Il mercato e il giornalismo: chi osa viene premiato

28 Settembre 2007 • Etica e Qualità • by

Il Corriere del Ticino, 28.9.2007

La tendenza è emersa negli Stati Uniti: sempre più giornalisti ritengono che il successo di alcuni quotidiani rispetto ad altri di pari dimensioni e influenza sia da ricercare nella capacità di fare giornalismo d’inchiesta e, all’occorrenza, di denuncia.
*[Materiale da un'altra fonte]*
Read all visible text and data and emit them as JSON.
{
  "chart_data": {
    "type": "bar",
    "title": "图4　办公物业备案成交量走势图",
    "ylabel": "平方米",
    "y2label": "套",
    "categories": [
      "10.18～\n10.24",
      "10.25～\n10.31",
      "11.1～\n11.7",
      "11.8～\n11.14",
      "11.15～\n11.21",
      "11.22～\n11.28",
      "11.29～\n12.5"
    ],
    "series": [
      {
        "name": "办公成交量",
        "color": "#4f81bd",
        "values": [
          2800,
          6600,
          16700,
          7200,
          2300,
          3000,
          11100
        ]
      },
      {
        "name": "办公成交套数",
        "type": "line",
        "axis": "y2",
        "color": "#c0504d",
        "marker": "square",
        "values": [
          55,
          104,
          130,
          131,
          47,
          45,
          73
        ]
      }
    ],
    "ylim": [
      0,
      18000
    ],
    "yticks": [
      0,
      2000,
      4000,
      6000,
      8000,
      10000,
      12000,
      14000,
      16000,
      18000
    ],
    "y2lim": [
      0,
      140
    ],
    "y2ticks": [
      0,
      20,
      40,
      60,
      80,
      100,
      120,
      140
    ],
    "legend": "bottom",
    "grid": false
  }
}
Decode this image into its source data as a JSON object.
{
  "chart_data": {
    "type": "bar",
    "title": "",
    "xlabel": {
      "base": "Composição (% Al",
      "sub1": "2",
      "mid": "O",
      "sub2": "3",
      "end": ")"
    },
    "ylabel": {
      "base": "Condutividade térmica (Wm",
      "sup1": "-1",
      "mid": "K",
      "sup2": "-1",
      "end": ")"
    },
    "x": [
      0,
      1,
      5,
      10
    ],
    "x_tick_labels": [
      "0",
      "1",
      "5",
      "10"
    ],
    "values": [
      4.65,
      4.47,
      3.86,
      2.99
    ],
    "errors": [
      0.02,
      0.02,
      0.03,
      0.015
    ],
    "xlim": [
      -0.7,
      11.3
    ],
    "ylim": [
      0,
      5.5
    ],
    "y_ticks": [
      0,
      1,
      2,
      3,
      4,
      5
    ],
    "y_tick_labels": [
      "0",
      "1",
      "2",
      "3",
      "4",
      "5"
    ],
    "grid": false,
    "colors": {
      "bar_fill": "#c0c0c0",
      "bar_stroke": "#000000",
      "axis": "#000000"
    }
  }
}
Certo la situazione americana è diversa da quella europea: il Paese è talmente grande che, fatti salvi il Wall Stre­et Journal e Usa Today, non esiste una stampa «nazionale», bensì testate leader nei singoli Sta­ti o nelle grandi metropoli, talvolta senza seri concorrenti. Il che spiega perché per anni il mer­cato editoriale statunitense sia stato assai reddi­tizio. Ma l’avvento di Internet sta avendo un du­plice effetto: lettori e pubblicità tendono a mi­grare sulla Rete. Però alcuni giornali resistono meglio di altri. Come? Sebbene la prova empiri­ca sia difficile da ottenere, l’impressione, suffra­gata da alcuni articoli della nota rivista di set­tore Columbia Journalism Review, è che il pub­blico sia disposto a rinnovare l’abbonamento se il quotidiano è vivace, originale e, soprattutto, se svolge il suo ruolo di «cane da guardia» del si­stema. I media che si appiattiscono o che si mo­strano troppo compiacenti verso il potere politi­co perderebbero copie anche operando in condi­zioni di monopolio.
I media non sono una scienza esatta e bisogna evitare paragoni impropri e generalizzazioni fret­tolose, ma osservando quel che accade in Italia, si può dedurre o perlomeno sperare che la rego­la valga anche nel Vecchio Continente. Più di una testata sta riscoprendo il coraggio della de­nuncia, con immediato ritorno nelle edicole. In­somma, chi osa viene premiato. Le inchieste di Gian Antonio Stella sul Corriere della Sera, ad esempio, riscontrano un innegabile apprezza­mento; idem il Giornale quando svela i retrosce­na della vicenda Unipol o la Repubblica che, in solitudine, denuncia l’esistenza alla Telecom di un servizio di monitoraggio illegale da Grande Fratello. In tv la tendenza è analoga: la trasmis­sione Report della Gabanelli è seguitissima, co­sì come le Iene per i suoi scoop, come quello sul consumo di droga tra i parlamentari.
Un tempo erano soprattutto i settimanali a sco­prire e denunciare gli scandali; ma nell’ultimo decennio i magazine hanno perso, complessiva­mente, molta grinta, diventando troppo preve­dibili; spesso per timore di infastidire gli inser­zionisti pubblicitari. Ultimamente anche su que­sto fronte sono emersi sintomi di risveglio, in par­ticolare dall’Espresso, che già nel 2006 movimen­tò l’estate con un’inchiesta sullo sfruttamento – anzi, sulla schiavitù – degli immigrati, impiega­ti senza contratto e con stipendi miserevoli nel­la raccolta di pomodori in Puglia. Quest’anno il settimanale romano ha concesso il bis, risultato politicamente molto più rilevante. Ai primi di settembre ha scoperchiato «Casa Nostra», rive­lando i nomi dei politici che hanno comprato nella capitale a prezzi stracciati appartamenti e attici messi in vendita da enti pubblici e assicu­razioni. E che nomi: il presidente del Senato Ma­rini, il sindaco di Roma e probabile leader del Partito democratico Veltroni, il ministro della Giustizia Mastella e ancora: Casini, Violante, il giornalista Giuliano Ferrara, il sindacalista Bo­nanni. Quasi tutta gente vicina al governo Pro­di. E qui sta la particolarità dell’Espresso: pur essendo un settimanale indipendente è di sini­stra, ma non si è censurato. Ha preferito fare buon giornalismo, anche a costo di danneggia­re i partiti dell’Unione. E infatti la reazione dei lettori è stata di sdegnato plauso per la direttri­ce Daniela Hamaui. I politici coinvolti si sono infuriati. Ma l’Espresso ha tirato avanti. Buon segno.